The Terlusollogie web site mentions this being something imprinted at birth, but up to this point I had explained my breathing pattern to being overweight.  I had conjectured that it took more energy to take a breath in because it was being weighed down by a layer of fat, but that the same layer of fat had caused me to exhale passively because all I had to do was relax and the weight would apply the pressure for the air to leave the body.  Right or wrong, I have focused a lot of my breath management work on learning to use muscles in exhaling in order to better control the outflow.


I have observed this pattern as a runner too.  In my early days of being a runner -- and those were days when I was a "normal" weight -- I had trouble breathing.

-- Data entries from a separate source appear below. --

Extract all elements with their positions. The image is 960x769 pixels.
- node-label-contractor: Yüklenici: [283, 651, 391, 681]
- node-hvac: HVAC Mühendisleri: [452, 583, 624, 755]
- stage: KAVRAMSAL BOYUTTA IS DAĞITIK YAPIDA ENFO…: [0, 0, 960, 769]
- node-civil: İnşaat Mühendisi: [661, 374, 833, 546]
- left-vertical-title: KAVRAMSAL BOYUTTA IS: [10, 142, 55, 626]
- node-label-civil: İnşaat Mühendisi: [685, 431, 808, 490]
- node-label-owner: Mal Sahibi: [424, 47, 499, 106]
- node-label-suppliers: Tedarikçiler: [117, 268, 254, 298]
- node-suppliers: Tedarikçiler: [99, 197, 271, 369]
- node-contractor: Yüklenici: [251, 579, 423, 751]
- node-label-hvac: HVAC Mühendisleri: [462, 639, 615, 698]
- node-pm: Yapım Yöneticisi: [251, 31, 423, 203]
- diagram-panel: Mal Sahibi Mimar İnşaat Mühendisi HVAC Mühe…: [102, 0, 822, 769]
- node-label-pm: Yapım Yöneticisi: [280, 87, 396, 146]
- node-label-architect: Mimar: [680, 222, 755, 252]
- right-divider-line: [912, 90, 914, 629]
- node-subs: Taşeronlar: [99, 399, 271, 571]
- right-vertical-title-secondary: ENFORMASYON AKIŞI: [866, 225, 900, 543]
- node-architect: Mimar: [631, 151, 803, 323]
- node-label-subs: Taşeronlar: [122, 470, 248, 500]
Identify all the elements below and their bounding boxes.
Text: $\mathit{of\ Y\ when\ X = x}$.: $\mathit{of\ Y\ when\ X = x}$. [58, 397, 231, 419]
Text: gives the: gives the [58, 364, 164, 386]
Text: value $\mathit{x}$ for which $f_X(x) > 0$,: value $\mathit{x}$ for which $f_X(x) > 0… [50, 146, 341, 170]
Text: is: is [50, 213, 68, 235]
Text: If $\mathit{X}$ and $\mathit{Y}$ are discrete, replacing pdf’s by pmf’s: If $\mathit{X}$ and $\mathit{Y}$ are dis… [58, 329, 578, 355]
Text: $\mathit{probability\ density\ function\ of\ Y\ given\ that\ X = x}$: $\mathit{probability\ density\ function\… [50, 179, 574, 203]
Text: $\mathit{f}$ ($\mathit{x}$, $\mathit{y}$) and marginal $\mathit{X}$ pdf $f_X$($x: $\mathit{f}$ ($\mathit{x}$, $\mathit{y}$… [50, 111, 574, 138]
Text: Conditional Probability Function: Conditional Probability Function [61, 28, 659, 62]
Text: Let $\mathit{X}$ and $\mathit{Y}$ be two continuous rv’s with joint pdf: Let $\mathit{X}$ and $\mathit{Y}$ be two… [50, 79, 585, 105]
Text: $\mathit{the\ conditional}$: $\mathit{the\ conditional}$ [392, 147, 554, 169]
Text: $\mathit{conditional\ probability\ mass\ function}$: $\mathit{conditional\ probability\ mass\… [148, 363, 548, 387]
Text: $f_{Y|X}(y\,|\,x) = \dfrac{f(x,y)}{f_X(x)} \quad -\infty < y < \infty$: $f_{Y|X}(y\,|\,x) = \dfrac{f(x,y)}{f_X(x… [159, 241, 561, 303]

I would gasp for air and have a lot of fear that I wasn't going to get more air in soon enough.  I would immediately collapse after having taken a breath, and the air would whoosh out quickly as I just allowed the forces to expel it, and then I would inhale vigorously to get more oxygen in there quickly.  I have spent many years trying to work on rhythmic controlled breathing while running.  This may be related in some way to my breathing style, or it may have some contribution to the formation of my breathing style.  Hard to tell which comes first, the chicken or the egg.


There is probably something valid about going "against" type to learn more about one's body and breathing, but in the end, my hunch is that the more natural one to one's self is going to be the winner for free and beautiful singing.


I find this information very interesting.  I think the application it has for singing is that it opens the mind for the singer to consider that there is a constitutional variable in the strategies one will adopt for breath management while singing.  This can have consequences in many ways.  If one is working with a teacher who believes strongly in breathing a certain way, that teacher's method may work with people who are wired to use breath that way, but confusing for people with a different breathing type.  I think there is the potential for a singer, unaware of these possibilities, to spend many years trying to force her breathing into one prototype, and cause a lot of frustration and tension because she may be working against her natural structure.


Amongst many other things I started wondering about -- taking this inhaler/exhaler-types theory in mind -- I began to wonder if different voice types might be like the different recorder designs she mentioned and if the breathing type matched the instrument in some cases.  For example, do dramatic voices require a more active exhale?  Or, should knowing that you are naturally a passive exhaler necessitate your doing specific exercises to strengthen and coordinate the muscles for more active exhalation?  Or vice versa?


In the end, this information fits with a holistic view I am forming of my life, including my singing voice.  As I've mentioned here, I have become very interested in barefoot running.  The philosophy of letting my bare feet tell my what my running form should be has been crossing over into my singing.  Just as I "listen" to what the nerve endings in my feet, and any pain or discomfort I have while running barefoot, is telling me about how to set my feet down and lift them as I run, so too there are things my body is telling me about how to sing that I want to listen to more carefully.


For many years my singing training has been from the "outside-in."  Trying to apply what teachers describe to my body.  But from barefoot running -- not discounting the valuable input from knowledgeable people with experience and insight -- I am learning to listen to what my body is saying.  The natural way I am inclined to breathe is one thing I might want to listen to as I further hone and master the abilities of my instrument.